NFZ wykańcza porodówki

2013-07-15 3:00

Czy dla Narodowego Funduszu Zdrowia pieniądze liczą się bardziej niż życie wcześniaków? Fundusz na zabiegi dla chorych maluszków wyznacza ostre limity, w których szpitale nie są w stanie się zmieścić. Lekarze nie wiedzą, co robić. - Mamy odsyłać pacjentki do domu, bo robimy ponad umowę? - pytają.

Na ogromne nagrody i nowe biurowce w Narodowym Funduszu Zdrowia pieniędzy nigdy nie brakuje. Brakuje ich jednak na ratowanie zdrowia i życia najmniejszych dzieci. Zasady, które panują na porodówkach i oddziałach dla noworodków, zmuszają lekarzy do naprawdę trudnych wyborów: ratować czy patrzeć na limit. - Kontrakty z NFZ dzielą się na to, co jest w budżecie i zrobione ponad. Na porodówkach nielimitowane zabiegi to wszystkie przyjęcia zakończone porodem. Ale na toczenia krwi po porodzie, wszelkie patologie ciąż czy krótkoterminowe przyjęcia mamy określony budżet, oczywiście niewystarczający - mówi mgr Ewa Peńsko ze szpitala przy ul. Madalińskiego. Podobnie jest z noworodkami. - Limitowane jest na przykład żywienie pozajelitowe wcześniaków, a takiego malucha trzeba nakarmić nawet 12 razy na dobę. Jesteśmy w trudnej sytuacji. Gdybyśmy chcieli zmieścić się w kontrakcie, musielibyśmy co drugiej mamie odmawiać udzielenia pomocy - tłumaczy mgr Peńsko. Skąd taka sytuacja?

Fundusz oddaje szpitalom pieniądze za nadwykonania tylko w przypadku zabiegów ratujących życie. A według NFZ żywienie wcześniaków taką procedurą nie jest. - Wskazane świadczenia należą do zakresów limitowanych. Zgodnie z zapisami ogólnych warunków umów Fundusz finansuje świadczenia do wysokości kwoty zapisanej w umowie. Oddział Funduszu nie jest w stanie sfinansować tych, które wykonane zostały ponad limit, z uwagi na ograniczone środki - tłumaczy Agnieszka Gołąbek, rzecznik prasowy Mazowieckiego Oddziału NFZ. Co roku w sytuacji ogromnego zadłużenia stają też oddziały pediatryczne, bo nie wystarcza im pieniędzy na wszystkie świadczenia dla małych pacjentów. - Mówi się, że do 18. roku życia każdy ma prawo do bezpłatnej opieki zdrowotnej. A my mamy 27% nadwykonań, za które musimy zapłacić sami. Szpital nie jest jednostką, która generuje przychody, dlatego szybko traci płynność finansową i szuka oszczędności. Przychodzi taki moment, że przestaje się płacić za prąd czy wodę albo leki, tylko po to, by móc ratować pacjentów, bo przecież od tego jesteśmy - mówi Ewa Peńsko.

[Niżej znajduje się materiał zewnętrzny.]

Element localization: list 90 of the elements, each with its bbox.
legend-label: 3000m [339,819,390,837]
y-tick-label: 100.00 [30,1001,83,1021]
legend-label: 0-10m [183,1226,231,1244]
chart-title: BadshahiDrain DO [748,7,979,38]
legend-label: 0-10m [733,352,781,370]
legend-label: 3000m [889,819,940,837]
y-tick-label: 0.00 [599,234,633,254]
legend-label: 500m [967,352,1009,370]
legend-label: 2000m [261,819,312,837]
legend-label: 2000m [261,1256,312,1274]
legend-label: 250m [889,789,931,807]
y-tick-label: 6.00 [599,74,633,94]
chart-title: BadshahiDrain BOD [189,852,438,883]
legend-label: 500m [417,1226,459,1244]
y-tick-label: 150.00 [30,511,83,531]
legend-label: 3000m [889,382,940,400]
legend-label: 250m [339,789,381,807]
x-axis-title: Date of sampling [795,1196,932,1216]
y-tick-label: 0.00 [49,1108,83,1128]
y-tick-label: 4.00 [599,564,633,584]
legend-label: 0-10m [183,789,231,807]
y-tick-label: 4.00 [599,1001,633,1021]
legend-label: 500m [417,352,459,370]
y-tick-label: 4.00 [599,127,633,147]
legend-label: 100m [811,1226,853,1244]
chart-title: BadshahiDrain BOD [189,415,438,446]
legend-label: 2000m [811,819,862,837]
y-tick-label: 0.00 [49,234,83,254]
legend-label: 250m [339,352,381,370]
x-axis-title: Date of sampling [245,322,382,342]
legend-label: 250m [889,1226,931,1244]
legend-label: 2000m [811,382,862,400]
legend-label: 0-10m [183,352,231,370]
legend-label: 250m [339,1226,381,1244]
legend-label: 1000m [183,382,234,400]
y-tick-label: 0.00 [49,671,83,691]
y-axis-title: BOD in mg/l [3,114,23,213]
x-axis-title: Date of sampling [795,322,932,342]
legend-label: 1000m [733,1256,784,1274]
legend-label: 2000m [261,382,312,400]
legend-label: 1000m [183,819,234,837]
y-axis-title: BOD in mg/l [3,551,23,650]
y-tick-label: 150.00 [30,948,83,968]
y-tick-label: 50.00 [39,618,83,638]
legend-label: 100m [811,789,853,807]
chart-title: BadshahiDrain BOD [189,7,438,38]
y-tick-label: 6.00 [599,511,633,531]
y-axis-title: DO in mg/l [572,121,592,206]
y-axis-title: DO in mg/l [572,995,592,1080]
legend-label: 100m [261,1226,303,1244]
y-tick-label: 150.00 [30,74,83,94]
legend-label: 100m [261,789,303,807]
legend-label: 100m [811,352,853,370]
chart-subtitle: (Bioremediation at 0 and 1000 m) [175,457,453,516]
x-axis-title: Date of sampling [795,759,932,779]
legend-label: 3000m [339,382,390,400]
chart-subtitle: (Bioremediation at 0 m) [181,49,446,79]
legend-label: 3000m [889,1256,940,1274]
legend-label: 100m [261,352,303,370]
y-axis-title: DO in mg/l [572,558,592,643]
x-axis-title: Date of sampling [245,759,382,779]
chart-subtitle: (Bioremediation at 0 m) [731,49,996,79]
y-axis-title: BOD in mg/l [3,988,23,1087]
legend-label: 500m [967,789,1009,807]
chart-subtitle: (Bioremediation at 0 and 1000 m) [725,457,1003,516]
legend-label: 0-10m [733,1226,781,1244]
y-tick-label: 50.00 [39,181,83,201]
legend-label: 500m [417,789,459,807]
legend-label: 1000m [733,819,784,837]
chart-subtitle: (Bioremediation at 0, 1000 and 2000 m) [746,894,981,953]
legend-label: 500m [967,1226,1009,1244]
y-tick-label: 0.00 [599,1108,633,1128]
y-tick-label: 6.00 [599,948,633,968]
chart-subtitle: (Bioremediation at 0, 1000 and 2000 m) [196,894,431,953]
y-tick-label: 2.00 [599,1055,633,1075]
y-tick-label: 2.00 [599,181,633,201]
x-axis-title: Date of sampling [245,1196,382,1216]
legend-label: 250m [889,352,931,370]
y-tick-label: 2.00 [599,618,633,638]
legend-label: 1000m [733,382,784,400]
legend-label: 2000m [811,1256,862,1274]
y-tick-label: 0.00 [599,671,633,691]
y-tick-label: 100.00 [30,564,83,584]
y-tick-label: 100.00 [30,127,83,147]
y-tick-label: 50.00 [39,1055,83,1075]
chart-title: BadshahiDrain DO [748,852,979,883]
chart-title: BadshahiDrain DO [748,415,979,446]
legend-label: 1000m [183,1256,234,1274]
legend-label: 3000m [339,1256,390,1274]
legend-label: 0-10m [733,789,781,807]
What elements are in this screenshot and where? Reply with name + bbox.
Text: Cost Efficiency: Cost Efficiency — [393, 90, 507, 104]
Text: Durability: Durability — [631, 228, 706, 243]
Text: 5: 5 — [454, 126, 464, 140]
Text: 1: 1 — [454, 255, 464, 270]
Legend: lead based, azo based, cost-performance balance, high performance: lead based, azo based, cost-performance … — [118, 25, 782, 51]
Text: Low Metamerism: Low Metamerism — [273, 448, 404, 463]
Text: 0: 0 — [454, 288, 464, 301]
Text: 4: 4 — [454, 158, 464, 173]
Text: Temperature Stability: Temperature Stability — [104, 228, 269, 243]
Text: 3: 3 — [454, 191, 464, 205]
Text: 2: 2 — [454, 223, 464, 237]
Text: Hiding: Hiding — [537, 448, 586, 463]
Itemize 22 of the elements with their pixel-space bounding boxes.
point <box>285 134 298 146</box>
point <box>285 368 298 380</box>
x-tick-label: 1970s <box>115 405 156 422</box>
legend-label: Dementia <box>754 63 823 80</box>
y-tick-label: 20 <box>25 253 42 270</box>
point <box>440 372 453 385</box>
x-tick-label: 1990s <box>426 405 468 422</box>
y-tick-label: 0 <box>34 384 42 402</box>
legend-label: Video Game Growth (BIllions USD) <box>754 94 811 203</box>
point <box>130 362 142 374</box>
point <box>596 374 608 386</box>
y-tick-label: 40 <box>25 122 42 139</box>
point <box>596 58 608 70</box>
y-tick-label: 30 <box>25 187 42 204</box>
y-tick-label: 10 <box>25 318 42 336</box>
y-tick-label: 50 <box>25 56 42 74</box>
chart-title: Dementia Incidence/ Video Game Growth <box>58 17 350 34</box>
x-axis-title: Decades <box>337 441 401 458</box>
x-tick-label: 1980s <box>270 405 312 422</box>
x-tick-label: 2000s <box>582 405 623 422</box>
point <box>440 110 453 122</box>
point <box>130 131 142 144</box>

Agnieszka Gołąbek, rzecznik Mazowieckiego Oddziału Wojewódzkiego NFZ

- Zgodnie z zapisami ogólnych warunków umów Fundusz finansuje świadczenia do wysokości kwoty zapisanej w umowie. Nie jesteśmy w stanie sfinansować tych, które wykonane zostały ponad limit, z uwagi na ograniczone środki.

Mgr Ewa Peńsko ze szpitala przy ul. Madalińskiego:

- Mamy limitowane na przykład żywienie pozajelitowe wcześniaków, a takiego malucha trzeba nakarmić nawet 12 razy na dobę. Stoimy w trudnej sytuacji. Gdybyśmy chcieli zmieścić się w kontrakcie, musielibyśmy co drugiej mamie odmawiać pomocy.